Johann D. Gaebler

EmailGitHubGoogle Scholar

The Statistics of Discrimination

Johann D. Gaebler

Ph.D. thesis, Harvard University, 2026.

ProQuest: 3350281160.

Full text: PDF.

Abstract

Policymakers, regulators, courts, and the public increasingly rely on statistical evidence to understand and address human and machine bias in domains like lending, policing, hiring, and medicine. Empirical studies measuring discrimination, however, face both definitional and data challenges. First, mathematical definitions of bias often imperfectly capture legal and intuitive notions of discrimination, and seemingly natural measures can have counterintuitive implications that would harm the groups they are intended to protect. Second, discrimination is often most concerning in settings where data are limited: Key information about decisions, such as the factors on which they were based, is often unavailable or difficult to measure. This dissertation develops theory, methods, and applications across a variety of domains aimed at addressing these twin challenges in the measurement of discrimination.

Part I studies algorithmic discrimination. Machine decisions are simpler to analyze than human decisions in important respects—decision inputs are structured and usually observable, and the same inputs reliably yield the same decisions—but the meaning of algorithmic “discrimination” is often unclear. Chapter 2 critiques popular mathematical definitions of algorithmic fairness that seek to equalize model performance metrics like false positive rates across race, gender, or other characteristics. Because these measures suffer from inframarginality, a subtle statistical limitation, equalizing them typically requires making suboptimal decisions, including for protected groups. Chapters 3, 4, and 5 develop alternative approaches to measuring discrimination in algorithmic decisions. In contrast to the approaches critiqued in Chapter 2, Chapter 3 advocates for a consequentialist approach to fairness, proposing an algorithm that efficiently reduces inequality while balancing competing policy goals in lending. Chapters 4 and 5 draw on legal frameworks governing discrimination. Chapter 4 develops a risk-based measure of disparate impact, along with a regression-based framework for estimating it in observational settings. Motivated by emerging AI regulations, Chapter 5 adapts correspondence experiments, a behavioral science method for detecting discrimination, to audit large language models used in hiring.
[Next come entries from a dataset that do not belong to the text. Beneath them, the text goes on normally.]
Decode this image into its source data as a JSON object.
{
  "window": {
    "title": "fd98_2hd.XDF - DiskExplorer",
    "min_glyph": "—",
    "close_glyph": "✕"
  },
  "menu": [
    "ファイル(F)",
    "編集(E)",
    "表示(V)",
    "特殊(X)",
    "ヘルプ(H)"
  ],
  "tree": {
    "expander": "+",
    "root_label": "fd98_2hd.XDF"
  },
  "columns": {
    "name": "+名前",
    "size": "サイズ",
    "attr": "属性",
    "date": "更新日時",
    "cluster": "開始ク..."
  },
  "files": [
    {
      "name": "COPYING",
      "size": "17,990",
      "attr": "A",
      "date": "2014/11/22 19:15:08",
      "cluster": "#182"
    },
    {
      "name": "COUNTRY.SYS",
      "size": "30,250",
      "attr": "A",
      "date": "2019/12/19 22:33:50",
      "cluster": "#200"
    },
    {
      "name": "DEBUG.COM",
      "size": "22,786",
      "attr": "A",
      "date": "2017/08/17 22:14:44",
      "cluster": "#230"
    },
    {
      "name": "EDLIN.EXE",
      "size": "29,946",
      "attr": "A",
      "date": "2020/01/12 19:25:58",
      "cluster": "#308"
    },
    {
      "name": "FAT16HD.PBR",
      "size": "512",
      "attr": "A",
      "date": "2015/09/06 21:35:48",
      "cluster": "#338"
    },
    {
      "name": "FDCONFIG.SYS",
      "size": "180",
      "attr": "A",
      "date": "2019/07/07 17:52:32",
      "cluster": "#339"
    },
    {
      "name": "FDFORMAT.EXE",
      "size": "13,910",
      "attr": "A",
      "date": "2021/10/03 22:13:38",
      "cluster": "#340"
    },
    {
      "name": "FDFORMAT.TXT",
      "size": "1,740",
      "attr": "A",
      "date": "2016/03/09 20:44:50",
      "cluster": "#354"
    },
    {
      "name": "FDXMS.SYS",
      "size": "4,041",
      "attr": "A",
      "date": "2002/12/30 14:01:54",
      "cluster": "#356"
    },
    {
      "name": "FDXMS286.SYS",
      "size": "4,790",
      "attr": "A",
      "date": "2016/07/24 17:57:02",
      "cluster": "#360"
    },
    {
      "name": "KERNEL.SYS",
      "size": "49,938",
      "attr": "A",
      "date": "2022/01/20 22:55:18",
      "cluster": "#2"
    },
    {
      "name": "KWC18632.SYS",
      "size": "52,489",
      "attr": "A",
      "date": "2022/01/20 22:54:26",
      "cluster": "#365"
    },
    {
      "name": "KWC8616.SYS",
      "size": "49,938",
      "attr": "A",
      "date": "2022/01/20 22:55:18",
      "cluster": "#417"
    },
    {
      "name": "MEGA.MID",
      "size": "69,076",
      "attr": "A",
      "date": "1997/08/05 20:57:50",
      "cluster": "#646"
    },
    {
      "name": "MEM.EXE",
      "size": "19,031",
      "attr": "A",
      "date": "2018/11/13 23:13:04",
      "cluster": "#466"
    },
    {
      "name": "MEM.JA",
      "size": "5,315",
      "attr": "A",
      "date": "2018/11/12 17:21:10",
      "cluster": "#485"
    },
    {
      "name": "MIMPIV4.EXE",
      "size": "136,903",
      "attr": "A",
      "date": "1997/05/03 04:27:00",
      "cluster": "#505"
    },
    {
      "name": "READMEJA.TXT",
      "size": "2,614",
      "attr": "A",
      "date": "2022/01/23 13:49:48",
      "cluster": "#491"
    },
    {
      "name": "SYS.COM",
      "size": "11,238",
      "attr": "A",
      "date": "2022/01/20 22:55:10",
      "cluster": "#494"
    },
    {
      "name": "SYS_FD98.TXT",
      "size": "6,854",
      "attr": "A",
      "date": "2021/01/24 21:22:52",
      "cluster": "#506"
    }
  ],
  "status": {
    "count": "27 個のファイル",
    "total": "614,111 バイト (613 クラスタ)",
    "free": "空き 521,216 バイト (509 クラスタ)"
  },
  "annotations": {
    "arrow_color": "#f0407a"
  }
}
Part II extends the methods of Part I to human decision-making. Unlike algorithms, human decisions are often poorly documented, difficult to reconstruct, and costly to manipulate, hindering the measurement of discrimination. We focus on applications to criminal justice, where these problems are particularly acute. Chapter 6 develops the robust outcome test, a method for measuring disparate impact in settings where little is known about the factors driving decisions, rendering the regression-based approach of Chapter 4 infeasible. By combining “benchmark” and “outcome” tests, standard but individually flawed methods of detecting discrimination, the robust outcome test yields strong statistical guarantees under a nonparametric assumption that empirical evidence suggests often holds in practice. Paralleling the correspondence experiments of Chapter 5, Chapter 7 develops a causal framework for estimating discrimination from observational data in multi-stage decision processes like prosecutorial charging decisions occurring downstream of potentially discriminatory earlier decisions like racially biased arrests. Finally, an alternative response to data limitations is leveraging novel data sources. Chapter 8 uses large-scale telematics data, second-by-second records of driving behavior for hundreds of thousands of individuals, to benchmark racial disparities in traffic enforcement against actual differences in speeding, disentangling discriminatory enforcement from differences in underlying behavior.